Overview

Coherence Map — Quantum Field Theory

TriadicFrameworks /docs/theories/quantum_field_theory/coherence_map.md#

Quantum Field Theory (QFT) maintains coherence when its substrate-level
structures — fields, operators, symmetries, renormalization, and vacuum
geometry — remain internally consistent. This map defines how coherence
is measured, maintained, and lost across regimes R1 → R4.

QFT coherence is not about particles or forces.
It is about operator algebra, symmetry geometry, excitation
stability
, and renormalization flow.


1. Coherence Dimensions#

QFT coherence is evaluated across six substrate dimensions:

1. Field‑Structure Coherence#

  • Fields must maintain well‑defined transformation rules.
  • Lorentz invariance must hold.
  • Field content must remain stable under renormalization.

2. Operator‑Algebra Coherence#

  • Commutation/anticommutation relations must remain valid.
  • Creation/annihilation operators must remain well‑defined.
  • Path integrals must remain finite and consistent.

3. Symmetry‑Geometry Coherence#

  • Gauge symmetries must remain unbroken (unless broken by vacuum).
  • No anomalies in conserved currents.
  • Group generators must remain consistent across scales.

4. Vacuum‑Structure Coherence#

  • Vacuum expectation values must remain stable.
  • Vacuum energy must remain finite (renormalized).
  • Stability surfaces must not collapse.

5. Renormalization‑Flow Coherence#

  • β‑functions must remain finite.
  • Couplings must run smoothly with energy.
  • No divergence or loss of predictivity.

6. Excitation‑Stability Coherence#

  • Excitations must remain stable modes of fields.
  • Propagators must remain well‑defined.
  • Mass and resonance profiles must remain finite.

2. Coherence Across Regimes#

R1 — Amplitude Collapse (Low‑Coherence)#

  • Field structure collapses to amplitude structure.
  • No stable excitations.
  • Operator algebra reduces to QM.
  • Vacuum undefined.
  • Symmetry trivial.

Coherence Level: C1 (minimal)


R2 — Canonical QFT (High‑Coherence)#

  • Stable excitations.
  • Operator algebra fully valid.
  • Gauge geometry intact.
  • Renormalization finite.
  • Vacuum stable.

Coherence Level: C4 (maximal)


R3 — High‑Energy Resonance (Medium‑High Coherence)#

  • Symmetry restoration begins.
  • Couplings run toward unification.
  • Vacuum flattens.
  • Excitation surfaces merge.
  • Renormalization dominates.

Coherence Level: C3 (stable but shifting)
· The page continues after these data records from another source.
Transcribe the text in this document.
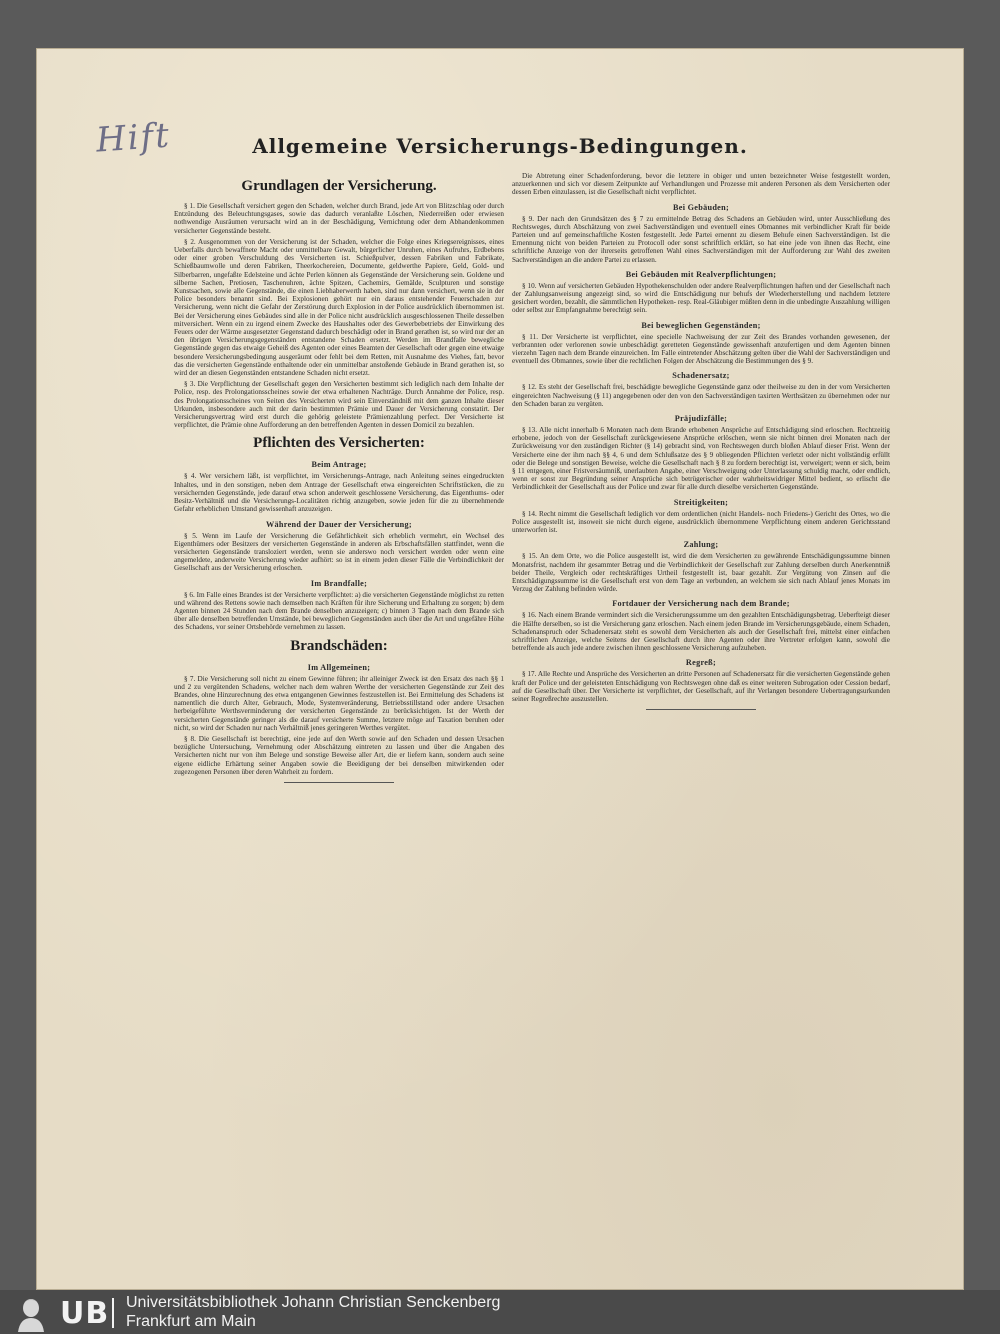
Hift	Allgemeine Versicherungs-Bedingungen.
Grundlagen der Versicherung.
§ 1. Die Gesellschaft versichert gegen den Schaden, welcher durch Brand, jede Art von Blitzschlag oder durch Entzündung des Beleuchtungsgases, sowie das dadurch veranlaßte Löschen, Niederreißen oder erwiesen nothwendige Ausräumen verursacht wird an in der Beschädigung, Vernichtung oder dem Abhandenkommen versicherter Gegenstände besteht.
§ 2. Ausgenommen von der Versicherung ist der Schaden, welcher die Folge eines Kriegsereignisses, eines Ueberfalls durch bewaffnete Macht oder unmittelbare Gewalt, bürgerlicher Unruhen, eines Aufruhrs, Erdbebens oder einer groben Verschuldung des Versicherten ist. Schießpulver, dessen Fabriken und Fabrikate, Schießbaumwolle und deren Fabriken, Theerkochereien, Documente, geldwerthe Papiere, Geld, Gold- und Silberbarren, ungefaßte Edelsteine und ächte Perlen können als Gegenstände der Versicherung sein. Goldene und silberne Sachen, Pretiosen, Taschenuhren, ächte Spitzen, Cachemirs, Gemälde, Sculpturen und sonstige Kunstsachen, sowie alle Gegenstände, die einen Liebhaberwerth haben, sind nur dann versichert, wenn sie in der Police besonders benannt sind. Bei Explosionen gehört nur ein daraus entstehender Feuerschaden zur Versicherung, wenn nicht die Gefahr der Zerstörung durch Explosion in der Police ausdrücklich übernommen ist. Bei der Versicherung eines Gebäudes sind alle in der Police nicht ausdrücklich ausgeschlossenen Theile desselben mitversichert. Wenn ein zu irgend einem Zwecke des Haushaltes oder des Gewerbebetriebs der Einwirkung des Feuers oder der Wärme ausgesetzter Gegenstand dadurch beschädigt oder in Brand gerathen ist, so wird nur der an den übrigen Versicherungsgegenständen entstandene Schaden ersetzt. Werden im Brandfalle bewegliche Gegenstände gegen das etwaige Geheiß des Agenten oder eines Beamten der Gesellschaft oder gegen eine etwaige besondere Versicherungsbedingung ausgeräumt oder fehlt bei dem Retten, mit Ausnahme des Viehes, fatt, bevor das die versicherten Gegenstände enthaltende oder ein unmittelbar anstoßende Gebäude in Brand gerathen ist, so wird der an diesen Gegenständen entstandene Schaden nicht ersetzt.
§ 3. Die Verpflichtung der Gesellschaft gegen den Versicherten bestimmt sich lediglich nach dem Inhalte der Police, resp. des Prolongationsscheines sowie der etwa erhaltenen Nachträge. Durch Annahme der Police, resp. des Prolongationsscheines von Seiten des Versicherten wird sein Einverständniß mit dem ganzen Inhalte dieser Urkunden, insbesondere auch mit der darin bestimmten Prämie und Dauer der Versicherung constatirt. Der Versicherungsvertrag wird erst durch die gehörig geleistete Prämienzahlung perfect. Der Versicherte ist verpflichtet, die Prämie ohne Aufforderung an den betreffenden Agenten in dessen Domicil zu bezahlen.
Pflichten des Versicherten:
Beim Antrage;
§ 4. Wer versichern läßt, ist verpflichtet, im Versicherungs-Antrage, nach Anleitung seines eingedruckten Inhaltes, und in den sonstigen, neben dem Antrage der Gesellschaft etwa eingereichten Schriftstücken, die zu versichernden Gegenstände, jede darauf etwa schon anderweit geschlossene Versicherung, das Eigenthums- oder Besitz-Verhältniß und die Versicherungs-Localitäten richtig anzugeben, sowie jeden für die zu übernehmende Gefahr erheblichen Umstand gewissenhaft anzuzeigen.
Während der Dauer der Versicherung;
§ 5. Wenn im Laufe der Versicherung die Gefährlichkeit sich erheblich vermehrt, ein Wechsel des Eigenthümers oder Besitzers der versicherten Gegenstände in anderen als Erbschaftsfällen stattfindet, wenn die versicherten Gegenstände transloziert werden, wenn sie anderswo noch versichert werden oder wenn eine angemeldete, anderweite Versicherung wieder aufhört: so ist in einem jeden dieser Fälle die Verbindlichkeit der Gesellschaft aus der Versicherung erloschen.
Im Brandfalle;
§ 6. Im Falle eines Brandes ist der Versicherte verpflichtet: a) die versicherten Gegenstände möglichst zu retten und während des Rettens sowie nach demselben nach Kräften für ihre Sicherung und Erhaltung zu sorgen; b) dem Agenten binnen 24 Stunden nach dem Brande denselben anzuzeigen; c) binnen 3 Tagen nach dem Brande sich über alle denselben betreffenden Umstände, bei beweglichen Gegenständen auch über die Art und ungefähre Höhe des Schadens, vor seiner Ortsbehörde vernehmen zu lassen.
Brandschäden:
Im Allgemeinen;
§ 7. Die Versicherung soll nicht zu einem Gewinne führen; ihr alleiniger Zweck ist den Ersatz des nach §§ 1 und 2 zu vergütenden Schadens, welcher nach dem wahren Werthe der versicherten Gegenstände zur Zeit des Brandes, ohne Hinzurechnung des etwa entgangenen Gewinnes festzustellen ist. Bei Ermittelung des Schadens ist namentlich die durch Alter, Gebrauch, Mode, Systemveränderung, Betriebsstillstand oder andere Ursachen herbeigeführte Werthsverminderung der versicherten Gegenstände zu berücksichtigen. Ist der Werth der versicherten Gegenstände geringer als die darauf versicherte Summe, letztere möge auf Taxation beruhen oder nicht, so wird der Schaden nur nach Verhältniß jenes geringeren Werthes vergütet.
§ 8. Die Gesellschaft ist berechtigt, eine jede auf den Werth sowie auf den Schaden und dessen Ursachen bezügliche Untersuchung, Vernehmung oder Abschätzung eintreten zu lassen und über die Angaben des Versicherten nicht nur von ihm Belege und sonstige Beweise aller Art, die er liefern kann, sondern auch seine eigene eidliche Erhärtung seiner Angaben sowie die Beeidigung der bei denselben mitwirkenden oder zugezogenen Personen über deren Wahrheit zu fordern.
Die Abtretung einer Schadenforderung, bevor die letztere in obiger und unten bezeichneter Weise festgestellt worden, anzuerkennen und sich vor diesem Zeitpunkte auf Verhandlungen und Prozesse mit anderen Personen als dem Versicherten oder dessen Erben einzulassen, ist die Gesellschaft nicht verpflichtet.
Bei Gebäuden;
§ 9. Der nach den Grundsätzen des § 7 zu ermittelnde Betrag des Schadens an Gebäuden wird, unter Ausschließung des Rechtsweges, durch Abschätzung von zwei Sachverständigen und eventuell eines Obmannes mit verbindlicher Kraft für beide Parteien und auf gemeinschaftliche Kosten festgestellt. Jede Partei ernennt zu diesem Behufe einen Sachverständigen. Ist die Ernennung nicht von beiden Parteien zu Protocoll oder sonst schriftlich erklärt, so hat eine jede von ihnen das Recht, eine schriftliche Anzeige von der ihrerseits getroffenen Wahl eines Sachverständigen mit der Aufforderung zur Wahl des zweiten Sachverständigen an die andere Partei zu erlassen.
Bei Gebäuden mit Realverpflichtungen;
§ 10. Wenn auf versicherten Gebäuden Hypothekenschulden oder andere Realverpflichtungen haften und der Gesellschaft nach der Zahlungsanweisung angezeigt sind, so wird die Entschädigung nur behufs der Wiederherstellung und nachdem letztere gesichert worden, bezahlt, die sämmtlichen Hypotheken- resp. Real-Gläubiger müßten denn in die unbedingte Auszahlung willigen oder selbst zur Empfangnahme berechtigt sein.
Bei beweglichen Gegenständen;
§ 11. Der Versicherte ist verpflichtet, eine specielle Nachweisung der zur Zeit des Brandes vorhanden gewesenen, der verbrannten oder verlorenen sowie unbeschädigt geretteten Gegenstände gewissenhaft anzufertigen und dem Agenten binnen vierzehn Tagen nach dem Brande einzureichen. Im Falle eintretender Abschätzung gelten über die Wahl der Sachverständigen und eventuell des Obmannes, sowie über die rechtlichen Folgen der Abschätzung die Bestimmungen des § 9.
Schadenersatz;
§ 12. Es steht der Gesellschaft frei, beschädigte bewegliche Gegenstände ganz oder theilweise zu den in der vom Versicherten eingereichten Nachweisung (§ 11) angegebenen oder den von den Sachverständigen taxirten Werthsätzen zu übernehmen oder nur den Schaden baran zu vergüten.
Präjudizfälle;
§ 13. Alle nicht innerhalb 6 Monaten nach dem Brande erhobenen Ansprüche auf Entschädigung sind erloschen. Rechtzeitig erhobene, jedoch von der Gesellschaft zurückgewiesene Ansprüche erlöschen, wenn sie nicht binnen drei Monaten nach der Zurückweisung vor den zuständigen Richter (§ 14) gebracht sind, von Rechtswegen durch bloßen Ablauf dieser Frist. Wenn der Versicherte eine der ihm nach §§ 4, 6 und dem Schlußsatze des § 9 obliegenden Pflichten verletzt oder nicht vollständig erfüllt oder die Belege und sonstigen Beweise, welche die Gesellschaft nach § 8 zu fordern berechtigt ist, verweigert; wenn er sich, beim § 11 entgegen, einer Fristversäumniß, unerlaubten Angabe, einer Verschweigung oder Unterlassung schuldig macht, oder endlich, wenn er sonst zur Begründung seiner Ansprüche sich betrügerischer oder wahrheitswidriger Mittel bedient, so erlischt die Verbindlichkeit der Gesellschaft aus der Police und zwar für alle durch dieselbe versicherten Gegenstände.
Streitigkeiten;
§ 14. Recht nimmt die Gesellschaft lediglich vor dem ordentlichen (nicht Handels- noch Friedens-) Gericht des Ortes, wo die Police ausgestellt ist, insoweit sie nicht durch eigene, ausdrücklich übernommene Verpflichtung einem anderen Gerichtsstand unterworfen ist.
Zahlung;
§ 15. An dem Orte, wo die Police ausgestellt ist, wird die dem Versicherten zu gewährende Entschädigungssumme binnen Monatsfrist, nachdem ihr gesammter Betrag und die Verbindlichkeit der Gesellschaft zur Zahlung derselben durch Anerkenntniß beider Theile, Vergleich oder rechtskräftiges Urtheil festgestellt ist, baar gezahlt. Zur Vergütung von Zinsen auf die Entschädigungssumme ist die Gesellschaft erst von dem Tage an verbunden, an welchem sie sich nach Ablauf jenes Monats im Verzug der Zahlung befinden würde.
Fortdauer der Versicherung nach dem Brande;
§ 16. Nach einem Brande vermindert sich die Versicherungssumme um den gezahlten Entschädigungsbetrag. Ueberfteigt dieser die Hälfte derselben, so ist die Versicherung ganz erloschen. Nach einem jeden Brande im Versicherungsgebäude, einem Schaden, Schadenanspruch oder Schadenersatz steht es sowohl dem Versicherten als auch der Gesellschaft frei, mittelst einer einfachen schriftlichen Anzeige, welche Seitens der Gesellschaft durch ihre Agenten oder ihre Vertreter erfolgen kann, sowohl die betreffende als auch jede andere zwischen ihnen geschlossene Versicherung aufzuheben.
Regreß;
§ 17. Alle Rechte und Ansprüche des Versicherten an dritte Personen auf Schadenersatz für die versicherten Gegenstände gehen kraft der Police und der geleisteten Entschädigung von Rechtswegen ohne daß es einer weiteren Subrogation oder Cession bedarf, auf die Gesellschaft über. Der Versicherte ist verpflichtet, der Gesellschaft, auf ihr Verlangen besondere Uebertragungsurkunden seiner Regreßrechte auszustellen.
UB Universitätsbibliothek Johann Christian Senckenberg
Frankfurt am Main
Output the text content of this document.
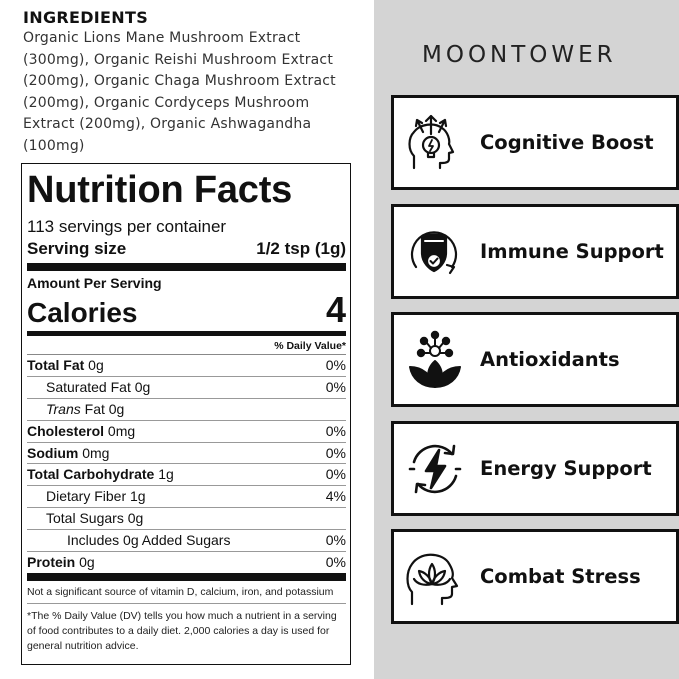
INGREDIENTS

Organic Lions Mane Mushroom Extract (300mg), Organic Reishi Mushroom Extract (200mg), Organic Chaga Mushroom Extract (200mg), Organic Cordyceps Mushroom Extract (200mg), Organic Ashwagandha (100mg)

Nutrition Facts
113 servings per container
Serving size	1/2 tsp (1g)
Amount Per Serving
Calories	4
% Daily Value*
Total Fat 0g	0%
Saturated Fat 0g	0%
Trans Fat 0g
Cholesterol 0mg	0%
Sodium 0mg	0%
Total Carbohydrate 1g	0%
Dietary Fiber 1g	4%
Total Sugars 0g
Includes 0g Added Sugars	0%
Protein 0g	0%
Not a significant source of vitamin D, calcium, iron, and potassium
*The % Daily Value (DV) tells you how much a nutrient in a serving of food contributes to a daily diet. 2,000 calories a day is used for general nutrition advice.
MOONTOWER
Cognitive Boost
Immune Support
Antioxidants
Energy Support
Combat Stress
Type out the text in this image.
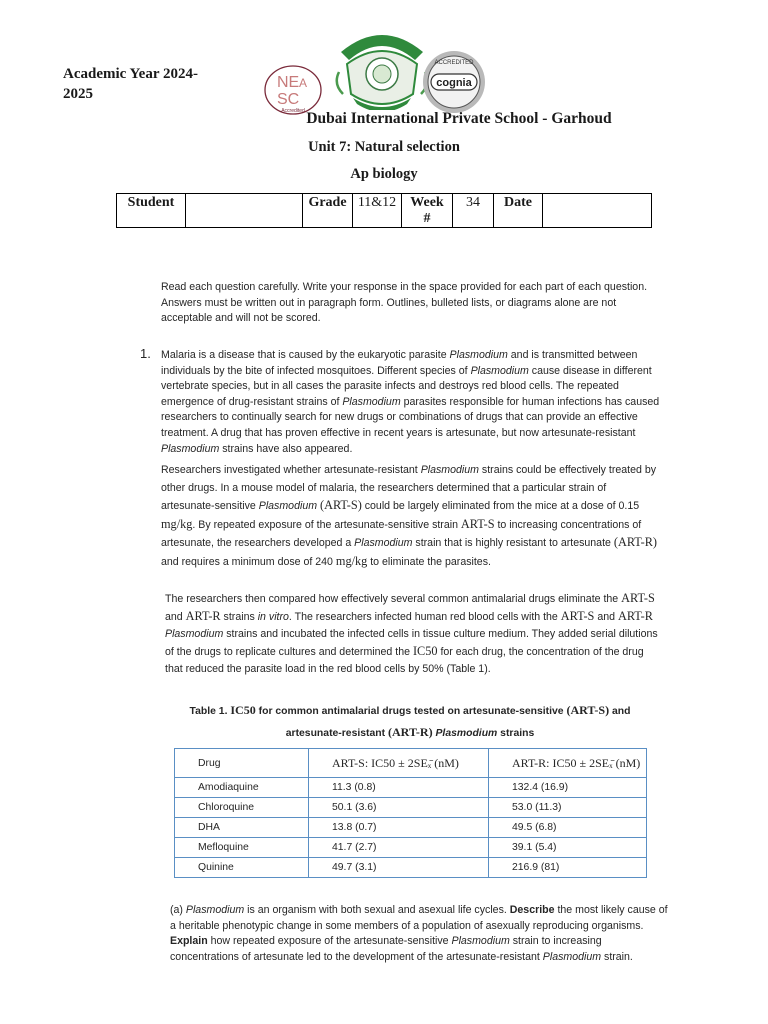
Academic Year 2024-2025
NE
SC
A
Accredited
ACCREDITED
cognia
Dubai International Private School - Garhoud
Unit 7: Natural selection
Ap biology
Student		Grade	11&12	Week #	34	Date	
Read each question carefully. Write your response in the space provided for each part of each question. Answers must be written out in paragraph form. Outlines, bulleted lists, or diagrams alone are not acceptable and will not be scored.
1. Malaria is a disease that is caused by the eukaryotic parasite Plasmodium and is transmitted between individuals by the bite of infected mosquitoes. Different species of Plasmodium cause disease in different vertebrate species, but in all cases the parasite infects and destroys red blood cells. The repeated emergence of drug-resistant strains of Plasmodium parasites responsible for human infections has caused researchers to continually search for new drugs or combinations of drugs that can provide an effective treatment. A drug that has proven effective in recent years is artesunate, but now artesunate-resistant Plasmodium strains have also appeared.
Researchers investigated whether artesunate-resistant Plasmodium strains could be effectively treated by other drugs. In a mouse model of malaria, the researchers determined that a particular strain of artesunate-sensitive Plasmodium (ART-S) could be largely eliminated from the mice at a dose of 0.15 mg/kg. By repeated exposure of the artesunate-sensitive strain ART-S to increasing concentrations of artesunate, the researchers developed a Plasmodium strain that is highly resistant to artesunate (ART-R) and requires a minimum dose of 240 mg/kg to eliminate the parasites.
The researchers then compared how effectively several common antimalarial drugs eliminate the ART-S and ART-R strains in vitro. The researchers infected human red blood cells with the ART-S and ART-R Plasmodium strains and incubated the infected cells in tissue culture medium. They added serial dilutions of the drugs to replicate cultures and determined the IC50 for each drug, the concentration of the drug that reduced the parasite load in the red blood cells by 50% (Table 1).
Table 1. IC50 for common antimalarial drugs tested on artesunate-sensitive (ART-S) and artesunate-resistant (ART-R) Plasmodium strains
Drug	ART-S: IC50 ± 2SEₓ̄ (nM)	ART-R: IC50 ± 2SEₓ̄ (nM)
Amodiaquine	11.3 (0.8)	132.4 (16.9)
Chloroquine	50.1 (3.6)	53.0 (11.3)
DHA	13.8 (0.7)	49.5 (6.8)
Mefloquine	41.7 (2.7)	39.1 (5.4)
Quinine	49.7 (3.1)	216.9 (81)
(a) Plasmodium is an organism with both sexual and asexual life cycles. Describe the most likely cause of a heritable phenotypic change in some members of a population of asexually reproducing organisms. Explain how repeated exposure of the artesunate-sensitive Plasmodium strain to increasing concentrations of artesunate led to the development of the artesunate-resistant Plasmodium strain.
R4 — Cosmological Regime (Low‑Medium Coherence)#

  • QFT incomplete.
  • Horizon‑scale fields dominate.
  • Vacuum becomes cosmological.
  • Renormalization loses meaning.
  • Requires cosmology module.

Coherence Level: C2 (partial)


3. Coherence Failure Modes#

QFT coherence fails when:

  • Lorentz invariance breaks
  • renormalization diverges
  • anomalies appear in symmetry currents
  • vacuum becomes unstable
  • operator algebra becomes inconsistent
  • excitations lose stability

These failures indicate a transition out of R2 → R3.


4. Coherence Gradient Field#

QFT’s coherence gradient measures sensitivity to:

  • field‑structure drift
  • operator‑algebra instability
  • symmetry‑geometry deformation
  • vacuum‑surface curvature
  • renormalization divergence
  • excitation‑surface collapse

High gradients indicate approaching regime boundaries.


5. Summary#

Quantum Field Theory is coherent when:

  • fields transform correctly
  • operators obey algebraic rules
  • symmetries remain geometric
  • vacuum remains stable
  • renormalization remains finite
  • excitations remain stable modes

QFT is maximally coherent in R2, partially coherent in R3,
collapses in R1, and becomes incomplete in R4.